Antelope Island Chukars are a species of introduced upland game birds that came from Eurasia that have become well established on the island because the habitat is similar to where they originally were from. Antelope Island Chukars can be found reliably throughout the year and quite often you will hear them before you see them.
Birders and bird photographers from out of state flock to the island hoping to see and photograph these upland game birds. Birders might want to tick them off their lists and bird photographers hope to get images of these wild, chicken like birds. I have had friends visit Utah that just “have to see” Chukars!
I have an extensive Chukar portfolio after spending so much time on the island and thought I’d share some of the photos.

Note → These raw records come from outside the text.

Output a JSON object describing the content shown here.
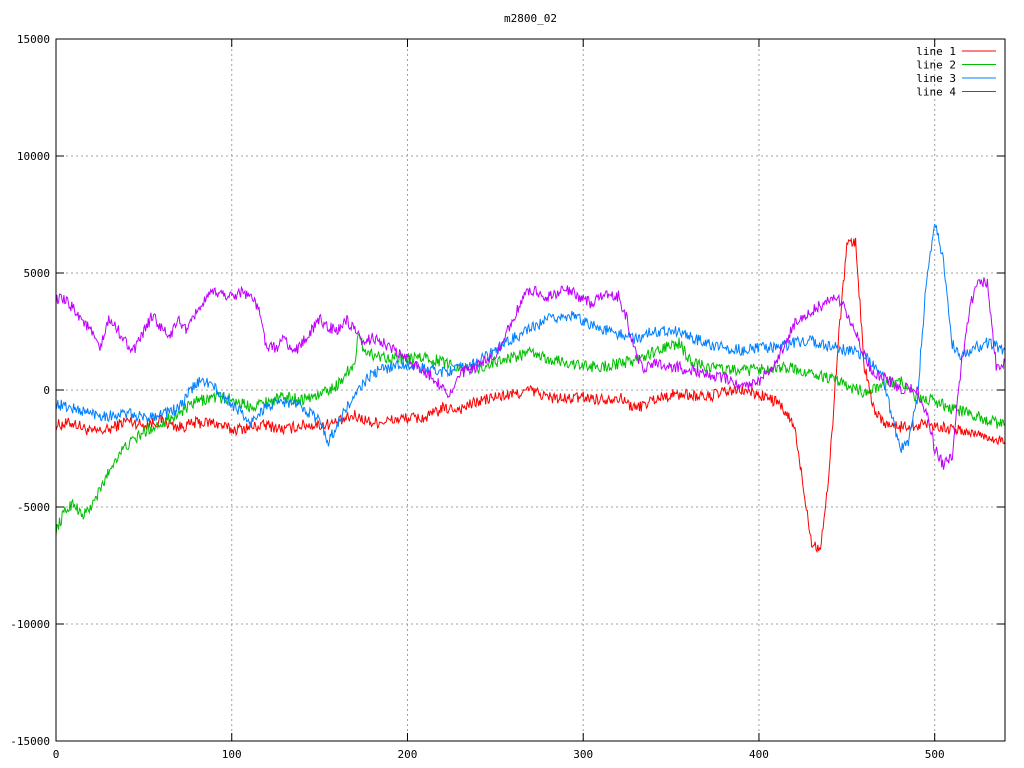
{
  "chart_data": {
    "type": "line",
    "title": "m2800_02",
    "xlabel": "",
    "ylabel": "",
    "xlim": [
      0,
      540
    ],
    "ylim": [
      -15000,
      15000
    ],
    "x_ticks": [
      0,
      100,
      200,
      300,
      400,
      500
    ],
    "y_ticks": [
      -15000,
      -10000,
      -5000,
      0,
      5000,
      10000,
      15000
    ],
    "grid": true,
    "legend": "top-right",
    "series": [
      {
        "name": "line 1",
        "color": "#ff0000",
        "points": [
          [
            0,
            -1500
          ],
          [
            10,
            -1400
          ],
          [
            20,
            -1800
          ],
          [
            30,
            -1700
          ],
          [
            40,
            -1300
          ],
          [
            50,
            -1500
          ],
          [
            60,
            -1300
          ],
          [
            70,
            -1600
          ],
          [
            80,
            -1400
          ],
          [
            90,
            -1400
          ],
          [
            100,
            -1700
          ],
          [
            110,
            -1600
          ],
          [
            120,
            -1500
          ],
          [
            130,
            -1700
          ],
          [
            140,
            -1500
          ],
          [
            150,
            -1500
          ],
          [
            160,
            -1400
          ],
          [
            170,
            -1100
          ],
          [
            180,
            -1400
          ],
          [
            190,
            -1300
          ],
          [
            200,
            -1200
          ],
          [
            210,
            -1200
          ],
          [
            220,
            -800
          ],
          [
            230,
            -800
          ],
          [
            240,
            -500
          ],
          [
            250,
            -300
          ],
          [
            260,
            -200
          ],
          [
            270,
            0
          ],
          [
            280,
            -300
          ],
          [
            290,
            -400
          ],
          [
            300,
            -300
          ],
          [
            310,
            -400
          ],
          [
            320,
            -300
          ],
          [
            330,
            -800
          ],
          [
            340,
            -400
          ],
          [
            350,
            -200
          ],
          [
            360,
            -200
          ],
          [
            370,
            -300
          ],
          [
            380,
            -100
          ],
          [
            390,
            0
          ],
          [
            400,
            -200
          ],
          [
            410,
            -500
          ],
          [
            420,
            -1500
          ],
          [
            425,
            -4000
          ],
          [
            430,
            -6500
          ],
          [
            435,
            -6800
          ],
          [
            440,
            -3500
          ],
          [
            445,
            2000
          ],
          [
            450,
            6200
          ],
          [
            455,
            6300
          ],
          [
            460,
            1000
          ],
          [
            465,
            -700
          ],
          [
            470,
            -1300
          ],
          [
            475,
            -1500
          ],
          [
            480,
            -1600
          ],
          [
            485,
            -1500
          ],
          [
            490,
            -1500
          ],
          [
            495,
            -1400
          ],
          [
            500,
            -1500
          ],
          [
            505,
            -1600
          ],
          [
            510,
            -1700
          ],
          [
            520,
            -1800
          ],
          [
            530,
            -2000
          ],
          [
            540,
            -2200
          ]
        ]
      },
      {
        "name": "line 2",
        "color": "#00c000",
        "points": [
          [
            0,
            -6000
          ],
          [
            5,
            -5200
          ],
          [
            10,
            -4800
          ],
          [
            15,
            -5400
          ],
          [
            20,
            -5000
          ],
          [
            25,
            -4300
          ],
          [
            30,
            -3500
          ],
          [
            35,
            -2800
          ],
          [
            40,
            -2400
          ],
          [
            50,
            -1800
          ],
          [
            60,
            -1400
          ],
          [
            70,
            -1000
          ],
          [
            80,
            -500
          ],
          [
            90,
            -300
          ],
          [
            100,
            -400
          ],
          [
            110,
            -700
          ],
          [
            120,
            -500
          ],
          [
            130,
            -300
          ],
          [
            140,
            -400
          ],
          [
            150,
            -200
          ],
          [
            160,
            200
          ],
          [
            165,
            700
          ],
          [
            170,
            1200
          ],
          [
            172,
            2300
          ],
          [
            175,
            1800
          ],
          [
            180,
            1500
          ],
          [
            190,
            1400
          ],
          [
            200,
            1300
          ],
          [
            210,
            1400
          ],
          [
            220,
            1200
          ],
          [
            230,
            1000
          ],
          [
            240,
            900
          ],
          [
            250,
            1200
          ],
          [
            260,
            1400
          ],
          [
            270,
            1600
          ],
          [
            280,
            1300
          ],
          [
            290,
            1200
          ],
          [
            300,
            1000
          ],
          [
            310,
            1000
          ],
          [
            320,
            1100
          ],
          [
            330,
            1300
          ],
          [
            340,
            1600
          ],
          [
            350,
            1900
          ],
          [
            355,
            2000
          ],
          [
            360,
            1300
          ],
          [
            370,
            1000
          ],
          [
            380,
            900
          ],
          [
            390,
            800
          ],
          [
            400,
            900
          ],
          [
            410,
            1000
          ],
          [
            420,
            900
          ],
          [
            430,
            700
          ],
          [
            440,
            500
          ],
          [
            450,
            200
          ],
          [
            460,
            -100
          ],
          [
            470,
            200
          ],
          [
            480,
            400
          ],
          [
            490,
            -300
          ],
          [
            500,
            -500
          ],
          [
            510,
            -800
          ],
          [
            520,
            -1000
          ],
          [
            530,
            -1300
          ],
          [
            540,
            -1500
          ]
        ]
      },
      {
        "name": "line 3",
        "color": "#0080ff",
        "points": [
          [
            0,
            -600
          ],
          [
            10,
            -800
          ],
          [
            20,
            -1000
          ],
          [
            30,
            -1100
          ],
          [
            40,
            -1000
          ],
          [
            50,
            -1200
          ],
          [
            60,
            -1000
          ],
          [
            70,
            -800
          ],
          [
            75,
            -200
          ],
          [
            80,
            300
          ],
          [
            85,
            400
          ],
          [
            90,
            100
          ],
          [
            95,
            -300
          ],
          [
            100,
            -600
          ],
          [
            105,
            -900
          ],
          [
            110,
            -1500
          ],
          [
            115,
            -1000
          ],
          [
            120,
            -700
          ],
          [
            130,
            -500
          ],
          [
            140,
            -700
          ],
          [
            150,
            -1300
          ],
          [
            155,
            -2200
          ],
          [
            160,
            -1500
          ],
          [
            165,
            -800
          ],
          [
            170,
            -300
          ],
          [
            175,
            300
          ],
          [
            180,
            700
          ],
          [
            190,
            1000
          ],
          [
            200,
            1100
          ],
          [
            210,
            900
          ],
          [
            220,
            800
          ],
          [
            230,
            900
          ],
          [
            240,
            1200
          ],
          [
            250,
            1700
          ],
          [
            260,
            2200
          ],
          [
            270,
            2600
          ],
          [
            280,
            3000
          ],
          [
            290,
            3200
          ],
          [
            300,
            3000
          ],
          [
            310,
            2600
          ],
          [
            320,
            2400
          ],
          [
            330,
            2200
          ],
          [
            340,
            2500
          ],
          [
            350,
            2600
          ],
          [
            360,
            2300
          ],
          [
            370,
            2000
          ],
          [
            380,
            1800
          ],
          [
            390,
            1700
          ],
          [
            400,
            1800
          ],
          [
            410,
            1800
          ],
          [
            420,
            2000
          ],
          [
            430,
            2100
          ],
          [
            440,
            1900
          ],
          [
            450,
            1700
          ],
          [
            460,
            1500
          ],
          [
            470,
            700
          ],
          [
            480,
            -2500
          ],
          [
            485,
            -2200
          ],
          [
            490,
            -500
          ],
          [
            495,
            4500
          ],
          [
            500,
            7200
          ],
          [
            505,
            5500
          ],
          [
            510,
            2000
          ],
          [
            515,
            1500
          ],
          [
            520,
            1700
          ],
          [
            530,
            2000
          ],
          [
            540,
            1700
          ]
        ]
      },
      {
        "name": "line 4",
        "color": "#c000ff",
        "points": [
          [
            0,
            3900
          ],
          [
            5,
            3800
          ],
          [
            10,
            3500
          ],
          [
            15,
            3000
          ],
          [
            20,
            2500
          ],
          [
            25,
            1700
          ],
          [
            30,
            3000
          ],
          [
            35,
            2600
          ],
          [
            40,
            2000
          ],
          [
            45,
            1700
          ],
          [
            50,
            2500
          ],
          [
            55,
            3200
          ],
          [
            60,
            2600
          ],
          [
            65,
            2300
          ],
          [
            70,
            3000
          ],
          [
            75,
            2500
          ],
          [
            80,
            3400
          ],
          [
            85,
            3800
          ],
          [
            90,
            4200
          ],
          [
            95,
            4100
          ],
          [
            100,
            4000
          ],
          [
            105,
            4200
          ],
          [
            110,
            4100
          ],
          [
            115,
            3500
          ],
          [
            120,
            1800
          ],
          [
            125,
            1800
          ],
          [
            130,
            2200
          ],
          [
            135,
            1600
          ],
          [
            140,
            2000
          ],
          [
            145,
            2500
          ],
          [
            150,
            3000
          ],
          [
            155,
            2700
          ],
          [
            160,
            2500
          ],
          [
            165,
            3000
          ],
          [
            170,
            2500
          ],
          [
            175,
            1900
          ],
          [
            180,
            2300
          ],
          [
            190,
            1800
          ],
          [
            200,
            1300
          ],
          [
            205,
            1000
          ],
          [
            210,
            800
          ],
          [
            215,
            500
          ],
          [
            220,
            100
          ],
          [
            225,
            -200
          ],
          [
            230,
            700
          ],
          [
            240,
            1000
          ],
          [
            250,
            1500
          ],
          [
            260,
            3000
          ],
          [
            265,
            3800
          ],
          [
            270,
            4300
          ],
          [
            280,
            4000
          ],
          [
            290,
            4300
          ],
          [
            300,
            3900
          ],
          [
            305,
            3700
          ],
          [
            310,
            4000
          ],
          [
            320,
            4000
          ],
          [
            325,
            3000
          ],
          [
            330,
            1500
          ],
          [
            335,
            900
          ],
          [
            340,
            1200
          ],
          [
            350,
            1000
          ],
          [
            360,
            900
          ],
          [
            370,
            700
          ],
          [
            380,
            500
          ],
          [
            390,
            200
          ],
          [
            400,
            400
          ],
          [
            410,
            1200
          ],
          [
            415,
            2000
          ],
          [
            420,
            2800
          ],
          [
            430,
            3400
          ],
          [
            440,
            3800
          ],
          [
            445,
            4000
          ],
          [
            450,
            3200
          ],
          [
            455,
            2500
          ],
          [
            460,
            1500
          ],
          [
            465,
            700
          ],
          [
            470,
            600
          ],
          [
            480,
            100
          ],
          [
            490,
            0
          ],
          [
            495,
            -900
          ],
          [
            500,
            -2500
          ],
          [
            505,
            -3200
          ],
          [
            510,
            -2800
          ],
          [
            515,
            1000
          ],
          [
            520,
            3500
          ],
          [
            525,
            4800
          ],
          [
            530,
            4500
          ],
          [
            535,
            1000
          ],
          [
            540,
            1200
          ]
        ]
      }
    ]
  }
}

This first image of a resting Chukar chick was taken in June of 2012. An adult was nearby and there were several of the tiny chicks foraging right next to the road. It is easy to see how their cryptic juvenal plumage helps them blend right into their habitat for protection.
This immature Chukar photo also illustrates how well the plumage of immature Chukars helps to keep them hidden from predators of the sky and the ground. I would estimate that this chukar is approximately 7 to 8 weeks old because of the changes in the plumage compared to the small chick. The crown is smooth, not downy, the ear patch shows a tawny color and the first dark spots have developed on the neck that will later become a black necklace. This image was taken in August of 2015.
Chukars can be found practically any where on the island but I still think it is unique to find them on the shoreline of the Great Salt Lake which is unique in itself. This juvenile chukar appears to be a bit younger than the one in the image above because there are no signs of the dark spots on its neck. This image was taken in June of 2012 and was likely from a successful first brood.
There is a large size difference when comparing this juvenile with the chick in the first image which was taken just two days before this image was taken. The younger chick was likely the result of a second brood. The first brood of the chukars of the younger chick may not have been successful and they may have had another brood.
This juvenile chukar is about 10 weeks old, in a post juvenal plumage phase and has started to show signs of the anterior flank bars. By the time this juvenile was 18 weeks old it will have completed its molt into its Basic I plumage and look very much like the adult except for two juvenal primary feathers. This photo was taken in September of 2011.
Now this adult is not molting, it is showing feather damage from a possible attack of some sort. The attack may have been from another chukar fighting for breeding rights, it may have escaped from a coyote that tried to take it as prey or perhaps even from a Golden Eagle. But a “normal” adult chukar molt would not look like this at all, worn feathers on adults are replaced gradually. Photo taken in June of 2013.
This portrait of a Chukar adult was taken in March of 2015 which is about the time the males start fighting when other males enter their breeding territory. Those “fights” can be intense. During that time of the year it isn’t uncommon to see some of the males with a few feathers missing because of the territorial aggression.
The first time I saw Chukars on Antelope Island before I moved here was on a trip to Utah and I was one of those bird photographers that just “had to photograph a Chukar”. They seemed so exotic to me even though I was visiting from Florida where there are tons of birds Utahns would find exotic. I was dancing inside myself when I took this image.
And even now I dance inside myself while photographing Antelope Island Chukars. This photo of an adult Chukar was taken a few weeks ago on the island.
They are handsome upland game birds and I love that black necklace next to their creamy throats, the red orbital rings, bill and legs along with the boldly striped flanks and their soft looking grayish brown to buffy body plumage.
And I love to hear them calling from the rocks.
Antelope Island Chukars don’t just attract out of town visitors to the island, they still call in locals like myself to see, hear and photograph them.
Life is good.
*There was a problem earlier today when people tried to comment and got an error message saying “Error invalid email address” that was caused by a WordPress plugin. I have fixed that now.
Sorry for not including my techs, there were too many images.